Keep it simple.
1. Recognize that most people do not like to sit down and grind out documentation. They never will. God bless those who can do it.
2. Recognize that many people do not like to read documentation and will often miss important details anyway.
3. Recognize that many of us would prefer to watch a short video when given preference.
4. Recognize that many of us are social creatures and we prefer talking to each other.
5. Recognize that many people are most confidant when speaking in their conversational voice, and talking about things they actually know.
I facilitate short 1-on-1 recorded sessions with my team. I ask them to talk at length about various aspects of their jobs. Once they get going, they will tell you everything they know, even where the bodies are buried (so to speak)

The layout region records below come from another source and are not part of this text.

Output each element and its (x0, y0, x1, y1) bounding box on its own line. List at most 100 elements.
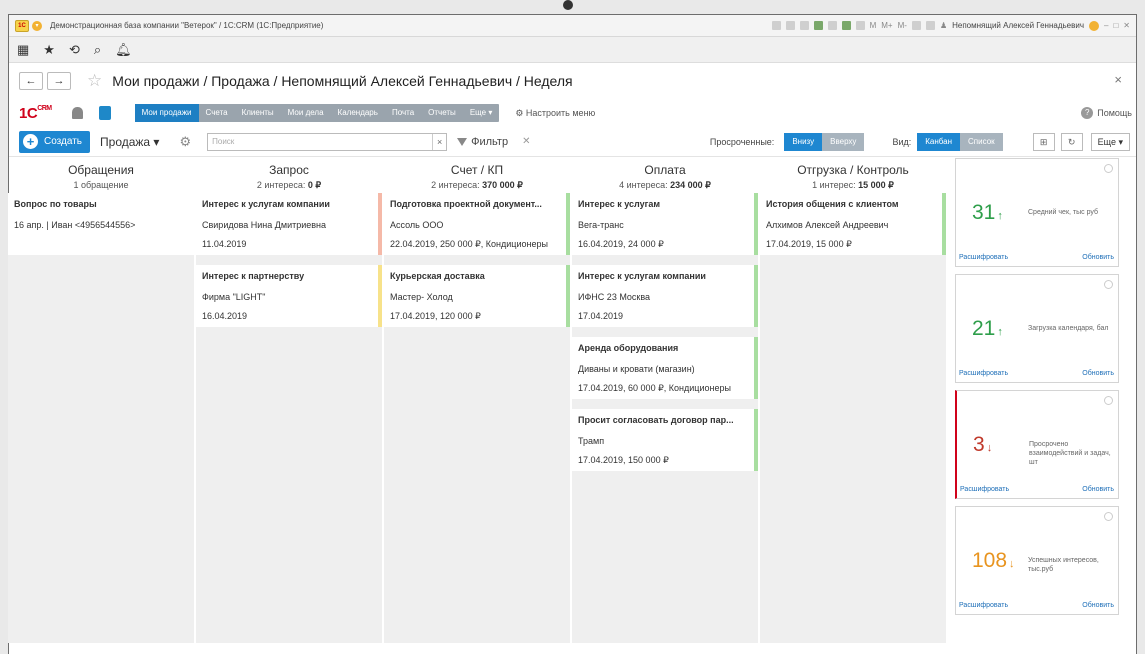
trend-arrow-icon: ↑ (997, 326, 1003, 338)
trend-arrow-icon: ↑ (997, 210, 1003, 222)
column-title: Оплата (644, 163, 686, 177)
add-favorite-icon[interactable]: ☆ (87, 71, 102, 91)
card-title: Интерес к услугам компании (578, 271, 706, 281)
search-input[interactable]: Поиск × (207, 132, 448, 151)
history-icon[interactable]: ⟲ (69, 42, 80, 58)
tab-my-tasks[interactable]: Мои дела (281, 104, 331, 122)
search-icon[interactable]: ⌕ (94, 42, 101, 58)
settings-gear-icon[interactable]: ⚙ (179, 134, 191, 150)
help-link[interactable]: ? Помощь (1081, 107, 1132, 119)
favorites-icon[interactable]: ★ (43, 42, 55, 58)
info-icon[interactable] (1089, 20, 1099, 31)
view-list-option[interactable]: Список (960, 132, 1003, 151)
calendar-icon[interactable] (855, 21, 865, 30)
main-menu-icon[interactable]: ▾ (32, 20, 42, 31)
spreadsheet-icon[interactable] (841, 21, 851, 30)
upload-icon[interactable] (813, 21, 823, 30)
tab-mail[interactable]: Почта (385, 104, 421, 122)
close-form-button[interactable]: × (1114, 72, 1122, 87)
tab-reports[interactable]: Отчеты (421, 104, 463, 122)
refresh-link[interactable]: Обновить (1082, 254, 1114, 261)
overdue-bottom-option[interactable]: Внизу (784, 132, 823, 151)
notifications-icon[interactable]: 🔔︎ (115, 42, 132, 58)
back-button[interactable]: ← (19, 72, 43, 90)
view-kanban-option[interactable]: Канбан (917, 132, 961, 151)
minimize-button[interactable]: – (1104, 21, 1108, 30)
view-label: Вид: (892, 136, 912, 147)
column-body: Подготовка проектной документ... Ассоль О… (384, 193, 570, 643)
print-preview-icon[interactable] (785, 21, 795, 30)
memory-mminus-button[interactable]: M- (898, 21, 907, 30)
configure-menu-link[interactable]: ⚙ Настроить меню (515, 108, 595, 119)
kanban-card[interactable]: Интерес к услугам Вега-транс 16.04.2019, 2… (572, 193, 758, 255)
kanban-card[interactable]: Интерес к услугам компании Свиридова Нина… (196, 193, 382, 255)
forward-button[interactable]: → (47, 72, 71, 90)
tab-clients[interactable]: Клиенты (235, 104, 281, 122)
kanban-card[interactable]: Подготовка проектной документ... Ассоль О… (384, 193, 570, 255)
close-window-button[interactable]: ✕ (1123, 21, 1130, 30)
memory-mplus-button[interactable]: M+ (881, 21, 892, 30)
kanban-card[interactable]: Аренда оборудования Диваны и кровати (маг… (572, 337, 758, 399)
memory-m-button[interactable]: M (870, 21, 877, 30)
maximize-button[interactable]: □ (1113, 21, 1118, 30)
help-icon: ? (1081, 107, 1094, 119)
decode-link[interactable]: Расшифровать (960, 486, 1009, 493)
widget-close-icon[interactable] (1104, 164, 1113, 173)
tasks-clipboard-icon[interactable] (98, 106, 111, 120)
decode-link[interactable]: Расшифровать (959, 254, 1008, 261)
decode-link[interactable]: Расшифровать (959, 602, 1008, 609)
window-title: Демонстрационная база компании "Ветерок"… (50, 21, 324, 30)
title-bar: 1С ▾ Демонстрационная база компании "Вет… (9, 15, 1136, 37)
copy-icon[interactable] (827, 21, 837, 30)
widget-close-icon[interactable] (1104, 396, 1113, 405)
tab-calendar[interactable]: Календарь (331, 104, 385, 122)
refresh-icon[interactable]: ↻ (1060, 132, 1083, 151)
user-icon: ♟ (939, 21, 948, 30)
window-layout-icon[interactable] (925, 21, 935, 30)
widget-close-icon[interactable] (1104, 280, 1113, 289)
decode-link[interactable]: Расшифровать (959, 370, 1008, 377)
grid-settings-icon[interactable]: ⊞ (1032, 132, 1055, 151)
kanban-card[interactable]: Интерес к партнерству Фирма "LIGHT" 16.04.… (196, 265, 382, 327)
apps-grid-icon[interactable]: ▦ (17, 42, 29, 58)
kanban-card[interactable]: Курьерская доставка Мастер- Холод 17.04.20… (384, 265, 570, 327)
kanban-card[interactable]: Просит согласовать договор пар... Трамп 17… (572, 409, 758, 471)
plus-icon: + (23, 134, 38, 149)
filter-clear-button[interactable]: ✕ (522, 136, 530, 147)
refresh-link[interactable]: Обновить (1082, 602, 1114, 609)
kanban-card[interactable]: История общения с клиентом Алхимов Алексе… (760, 193, 946, 255)
widget-close-icon[interactable] (1104, 512, 1113, 521)
current-user[interactable]: Непомнящий Алексей Геннадьевич (952, 21, 1084, 30)
filter-button[interactable]: Фильтр (457, 136, 508, 148)
sections-bar: 1СCRM Мои продажи Счета Клиенты Мои дела… (9, 99, 1136, 127)
card-title: Интерес к услугам (578, 199, 661, 209)
overdue-top-option[interactable]: Вверху (822, 132, 865, 151)
column-summary: 1 интерес: 15 000 ₽ (812, 180, 894, 190)
kanban-card[interactable]: Интерес к услугам компании ИФНС 23 Москва… (572, 265, 758, 327)
card-details: 17.04.2019, 150 000 ₽ (578, 455, 669, 465)
save-icon[interactable] (799, 21, 809, 30)
refresh-link[interactable]: Обновить (1082, 370, 1114, 377)
create-button[interactable]: + Создать (19, 130, 91, 153)
card-details: 17.04.2019, 60 000 ₽, Кондиционеры (578, 383, 731, 393)
kpi-description: Успешных интересов, тыс.руб (1028, 557, 1099, 573)
column-header: Обращения 1 обращение (8, 163, 194, 196)
column-summary: 2 интереса: 370 000 ₽ (431, 180, 523, 190)
crm-logo: 1СCRM (19, 104, 52, 122)
kpi-widget: 108 ↓ Успешных интересов, тыс.руб Расшифров… (955, 506, 1119, 615)
more-button[interactable]: Еще ▾ (1090, 132, 1130, 151)
card-title: Аренда оборудования (578, 343, 679, 353)
kpi-widgets: 31 ↑ Средний чек, тыс руб Расшифровать Обнов… (955, 158, 1119, 622)
print-icon[interactable] (771, 21, 781, 30)
tab-invoices[interactable]: Счета (199, 104, 235, 122)
zoom-icon[interactable] (911, 21, 921, 30)
tab-my-sales[interactable]: Мои продажи (134, 104, 199, 122)
tab-more[interactable]: Еще ▾ (463, 104, 500, 122)
sale-dropdown[interactable]: Продажа ▾ (100, 135, 159, 149)
column-title: Счет / КП (450, 163, 504, 177)
refresh-link[interactable]: Обновить (1082, 486, 1114, 493)
search-clear-button[interactable]: × (432, 133, 446, 150)
bell-icon[interactable] (71, 107, 83, 119)
card-title: Интерес к услугам компании (202, 199, 330, 209)
kanban-card[interactable]: Вопрос по товары 16 апр. | Иван <49565445… (8, 193, 194, 255)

Attach transcripts to videos (to make it searchable), and title it appropriately.
However, you must come prepared to the call! Have a list of bullet points and questions that you must cover. Fire them off to your devs and collect the responses accordingly. Do not be afraid to go into rabbit holes on specific details.

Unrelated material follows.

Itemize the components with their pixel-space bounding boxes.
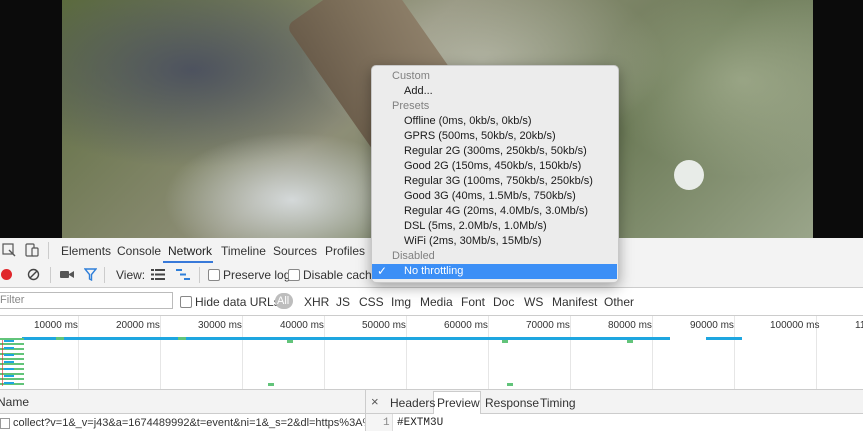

If you can, get everything into story format. Rather than "just the facts," ask them to tell you the full context. How did we arrive to the curret state of things? What have we used such non-obvious methods of solving this problem?

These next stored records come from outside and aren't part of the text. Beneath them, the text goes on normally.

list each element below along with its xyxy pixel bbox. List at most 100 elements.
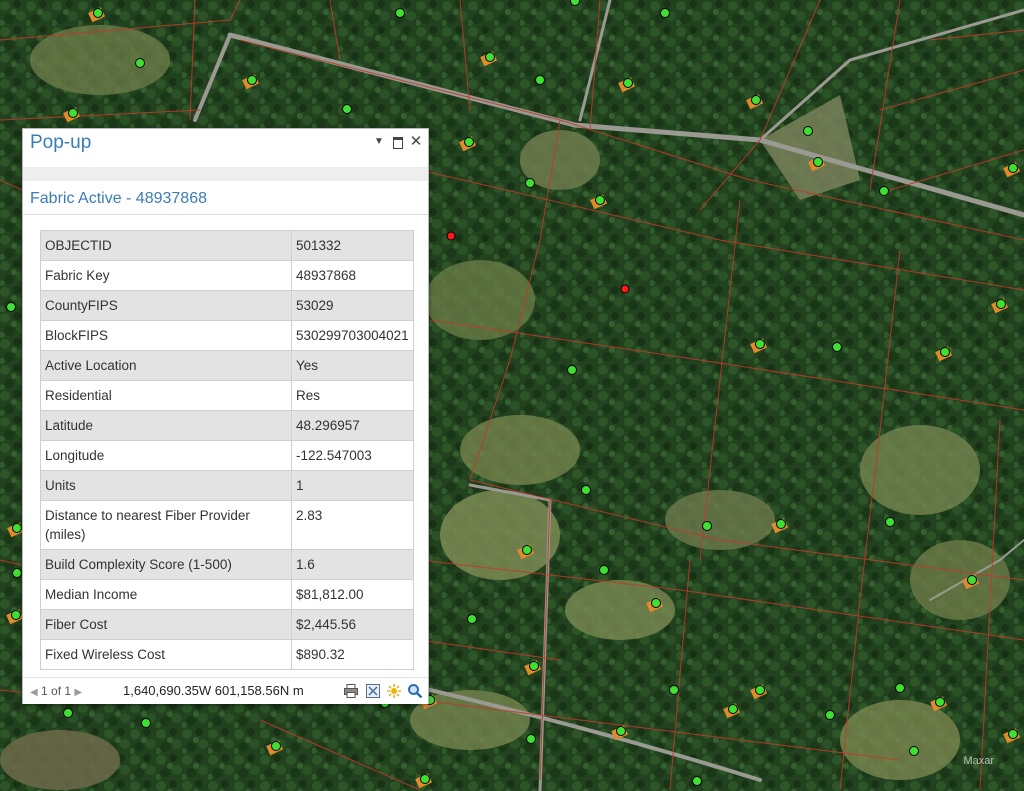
active-location-point[interactable] [669,685,679,695]
map-attribution: Maxar [963,755,994,767]
popup-footer: ◀ 1 of 1 ▶ 1,640,690.35W 601,158.56N m [23,677,428,704]
active-location-point[interactable] [68,108,78,118]
active-location-point[interactable] [1008,163,1018,173]
active-location-point[interactable] [11,610,21,620]
attribute-row: BlockFIPS 530299703004021 [40,320,414,351]
active-location-point[interactable] [651,598,661,608]
active-location-point[interactable] [12,523,22,533]
active-location-point[interactable] [342,104,352,114]
attribute-value: -122.547003 [291,440,414,471]
active-location-point[interactable] [751,95,761,105]
active-location-point[interactable] [660,8,670,18]
export-icon[interactable] [365,683,381,699]
attribute-field: OBJECTID [40,230,292,261]
flash-icon[interactable] [386,683,402,699]
print-icon[interactable] [343,683,359,699]
active-location-point[interactable] [825,710,835,720]
active-location-point[interactable] [535,75,545,85]
attribute-field: Latitude [40,410,292,441]
attribute-value: 1.6 [291,549,414,580]
active-location-point[interactable] [581,485,591,495]
zoom-to-icon[interactable] [407,683,423,699]
attribute-row: Build Complexity Score (1-500) 1.6 [40,549,414,580]
active-location-point[interactable] [93,8,103,18]
attribute-value: 48937868 [291,260,414,291]
active-location-point[interactable] [595,195,605,205]
active-location-point[interactable] [522,545,532,555]
active-location-point[interactable] [6,302,16,312]
attribute-value: $81,812.00 [291,579,414,610]
attribute-row: Fiber Cost $2,445.56 [40,609,414,640]
active-location-point[interactable] [529,661,539,671]
active-location-point[interactable] [12,568,22,578]
attribute-field: Fiber Cost [40,609,292,640]
attribute-value: $2,445.56 [291,609,414,640]
attribute-row: Median Income $81,812.00 [40,579,414,610]
attribute-field: Residential [40,380,292,411]
active-location-point[interactable] [813,157,823,167]
attribute-value: 2.83 [291,500,414,550]
active-location-point[interactable] [464,137,474,147]
feature-title[interactable]: Fabric Active - 48937868 [30,190,207,208]
attribute-value: 530299703004021 [291,320,414,351]
attribute-row: OBJECTID 501332 [40,230,414,261]
active-location-point[interactable] [1008,729,1018,739]
active-location-point[interactable] [776,519,786,529]
active-location-point[interactable] [567,365,577,375]
active-location-point[interactable] [526,734,536,744]
active-location-point[interactable] [599,565,609,575]
active-location-point[interactable] [755,685,765,695]
chevron-down-icon[interactable]: ▼ [371,134,387,150]
active-location-point[interactable] [247,75,257,85]
maximize-icon[interactable] [390,134,406,150]
attribute-row: Latitude 48.296957 [40,410,414,441]
active-location-point[interactable] [525,178,535,188]
active-location-point[interactable] [895,683,905,693]
attribute-row: Residential Res [40,380,414,411]
active-location-point[interactable] [420,774,430,784]
popup-panel[interactable]: Pop-up ▼ ✕ Fabric Active - 48937868 OBJE… [22,128,429,704]
attribute-value: 501332 [291,230,414,261]
active-location-point[interactable] [467,614,477,624]
attribute-field: Longitude [40,440,292,471]
active-location-point[interactable] [879,186,889,196]
close-icon[interactable]: ✕ [408,134,424,150]
previous-icon[interactable]: ◀ [30,687,38,698]
attribute-row: CountyFIPS 53029 [40,290,414,321]
active-location-point[interactable] [702,521,712,531]
active-location-point[interactable] [570,0,580,6]
inactive-location-point[interactable] [446,231,456,241]
active-location-point[interactable] [63,708,73,718]
active-location-point[interactable] [692,776,702,786]
active-location-point[interactable] [271,741,281,751]
attribute-field: Distance to nearest Fiber Provider (mile… [40,500,292,550]
active-location-point[interactable] [996,299,1006,309]
next-icon[interactable]: ▶ [74,687,82,698]
active-location-point[interactable] [616,726,626,736]
active-location-point[interactable] [135,58,145,68]
active-location-point[interactable] [485,52,495,62]
attribute-value: 1 [291,470,414,501]
active-location-point[interactable] [803,126,813,136]
attribute-field: Median Income [40,579,292,610]
attribute-row: Longitude -122.547003 [40,440,414,471]
active-location-point[interactable] [623,78,633,88]
attribute-field: Fixed Wireless Cost [40,639,292,670]
attribute-field: Build Complexity Score (1-500) [40,549,292,580]
active-location-point[interactable] [832,342,842,352]
active-location-point[interactable] [940,347,950,357]
active-location-point[interactable] [728,704,738,714]
active-location-point[interactable] [885,517,895,527]
active-location-point[interactable] [967,575,977,585]
active-location-point[interactable] [909,746,919,756]
active-location-point[interactable] [935,697,945,707]
attribute-row: Active Location Yes [40,350,414,381]
attribute-row: Fabric Key 48937868 [40,260,414,291]
active-location-point[interactable] [395,8,405,18]
active-location-point[interactable] [141,718,151,728]
feature-separator [23,214,428,215]
active-location-point[interactable] [755,339,765,349]
inactive-location-point[interactable] [620,284,630,294]
attribute-table: OBJECTID 501332 Fabric Key 48937868 Coun… [40,230,414,670]
popup-titlebar[interactable]: Pop-up ▼ ✕ [23,129,428,159]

Doing this does two things:
- It makes it much more engaging for your viewers / readers. They get onboarded into the problem much more easily.
- The story-teller digs into his memory and experience, shedding light and insights that would not otherwise have been revealed simply writing documentation. This is why Barbara Walters, Charlie Rose, and Piers Morgan make the big bucks – they get more out of their guests!
GPT and LLMs lend a hand
This one could be a game-changer, but the jury is still out on it. My strategy has been to feed it my notes, thoughts, and example use cases. I prompt it with instructions and guard rails for what is good output. It usually takes a few iterations, but results are promising.
This one is an interesting use case. It is like having a capable copy-editor on hand who can quickly help bring structure to my loose notes. I find myself wanting to experiment more with other LLMs like llama.